30.7.06

Imprescindible el uso de biodraminas

A Tony Scott siempre se le ha acusado, con mucha razón, de utilizar en su cine un estilo en exceso paralelo al del vídeo-clip y los spots televisivos. Pero nunca antes, como en su última película, Domino, había abusado tanto de esas imágenes sincopadas. Les puedo asegurar que, en sus dos largas horas de proyección, no hay un solo plano que aguante en pantalla más de cuatro segundos, al tiempo que hace pruebas con la luminosidad y el color de su fotografía. Y eso, la verdad, acaba agobiando y mareando al más pintado; sobre todo si la mayoría de ellos son primerísimos primeros planos que poco aclaran sobre la historia a narrar.

Y es una lástima ya que, en principio, lo que cuenta la película podría haber sido ciertamente interesante pues, aparte de ser un thriller, apunta hacia otros derroteros más profundos y nunca desarrollados a fondo (como ocurre con la relación madre dominante e hija rebelde). En ella se narra una etapa concreta de la vida de la desaparecida Domino Harvey, la hija del actor Laurence Harvey, una ex-modelo que, harta de su profesión e inquieta por encontrar un lugar en el mundo y un trabajo que la motivara, decidió convertirse en cazadora de recompensas. La cinta, de manera muy libre, escenifica uno de los casos más arduos y peligrosos con los que (en teoría) se enfrentó la muchachita. Un caso en el que se mezclan un robo a un furgón blindado, un niño moribundo, el FBI y dos bandas mafiosas rivales. Un interrogatorio con una psiquiatra del FBI (una Lucy Liu que últimamente sale hasta en la sopa), será la pauta que seguirá el realizador para contar todo cuanto acontece en Domino.

Tantas imágenes descabelladas -disparadas sin ton ni son como ráfagas de metralleta-, sumadas a una narración construida a base de flash-backs metidos dentro de otros flash-backs que hacen que la acción avance y retroceda en el tiempo (sin lógica alguna), sólo sirven para que el espectador, abrumado con esa exagerada e innecesaria zozobra visual, se pierda en el maremágnum de un guión no muy bien escrito y con demasiadas lagunas sin aclarar. Personajes que aparecen y desaparecen como el Guadiana, y un montón de situaciones poco comprensibles, suponen el principal defecto de un guión endeble que intenta disimular sus enormes deficiencias a golpes de violencia y salpicaduras de sangre por todas partes.

Es innegable que Domino, a pesar de esa insistencia en acelerar todo cuanto ocurre en pantalla, tiene algún que otro acierto positivo. Poquitos, pero los tiene. Y uno de ellos es esa crítica ácida y furibunda contra la tele basura actual; esa tele que busca y escarba en los rincones más recónditos de nuestro planeta para enseñar, en vivo, en directo y vía satélite, las miserias más oscuras de la humanidad. Al igual que hizo Oliver Stone en su gratuita Asesinos Natos, colocando una cámara en el interior de una prisión, Scott hace algo similar al introducir en la historia a un equipo televisivo siguiendo los pasos de Domino Harvey y su grupo de cazadores de recompensas.

Un simpático y curioso guiño a la figura de Laurence Harvey -el padre de la criaturita-, mediante la inserción de una escena de El Mensajero del Miedo (emitida por una televisión situada en medio de un brutal tiroteo), acaba convirtiéndose, sin lugar a dudas, en lo mejor de un producto disparatado y, casi, casi, experimental (como la época más empírica y peñazo del antes citado Stone). Tal y como diría un honorable y famoso crítico catalán, “a mí, los experimentos que me los den con patatas”.

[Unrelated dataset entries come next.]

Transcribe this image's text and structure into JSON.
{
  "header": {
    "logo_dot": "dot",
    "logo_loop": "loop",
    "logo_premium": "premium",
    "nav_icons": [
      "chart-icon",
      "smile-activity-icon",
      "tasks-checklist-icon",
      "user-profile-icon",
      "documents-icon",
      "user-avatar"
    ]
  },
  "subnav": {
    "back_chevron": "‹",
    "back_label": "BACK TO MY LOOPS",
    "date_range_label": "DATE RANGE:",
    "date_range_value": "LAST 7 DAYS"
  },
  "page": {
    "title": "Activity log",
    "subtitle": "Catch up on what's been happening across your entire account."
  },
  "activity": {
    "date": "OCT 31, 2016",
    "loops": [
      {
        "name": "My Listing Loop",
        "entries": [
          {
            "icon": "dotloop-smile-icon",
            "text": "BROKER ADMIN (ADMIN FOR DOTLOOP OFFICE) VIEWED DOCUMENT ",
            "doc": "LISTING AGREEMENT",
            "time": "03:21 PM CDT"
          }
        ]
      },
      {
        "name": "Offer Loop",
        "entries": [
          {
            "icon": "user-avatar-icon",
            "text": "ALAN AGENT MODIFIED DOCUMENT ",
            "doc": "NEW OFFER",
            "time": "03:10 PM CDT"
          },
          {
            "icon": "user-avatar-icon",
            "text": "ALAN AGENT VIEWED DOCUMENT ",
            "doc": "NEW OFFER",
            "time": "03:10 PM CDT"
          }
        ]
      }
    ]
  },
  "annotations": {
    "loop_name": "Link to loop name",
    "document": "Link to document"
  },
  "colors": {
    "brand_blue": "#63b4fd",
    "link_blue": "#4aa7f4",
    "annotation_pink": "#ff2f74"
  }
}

De los actores, la verdad, ni se sabe. Particularmente, me resulta imposible valorar cualquiera de las interpretaciones de Domino. Los vaivenes visuales, su veloz ritmo videoclipero y la abusiva utilización de música estridente y a todo volumen, apaga todo atisbo de interpretación. Eso sí: la presencia en pantalla de Mickey Rourke, cada día más desfigurado e hinchado, y las fugaces apariciones de las múltiples arrugas de Christopher Walken, Tom Waits y Jacqueline Bisset, son una demostración palpable de que los años no pasan en balde. Y ella, la jovencita, la reina del plató, Keira Knightley, luciendo tipito y convertida en la estrella de un film estrellado.

Si se acercan a Domino, procuren no colocarse en las primeras filas. Y ante todo tengan a mano unas cuantas Biodraminas, pues el efecto vapuleante de sus descoordinadas imágenes es peor que una travesía en un barco destartalado durante una marea infernal.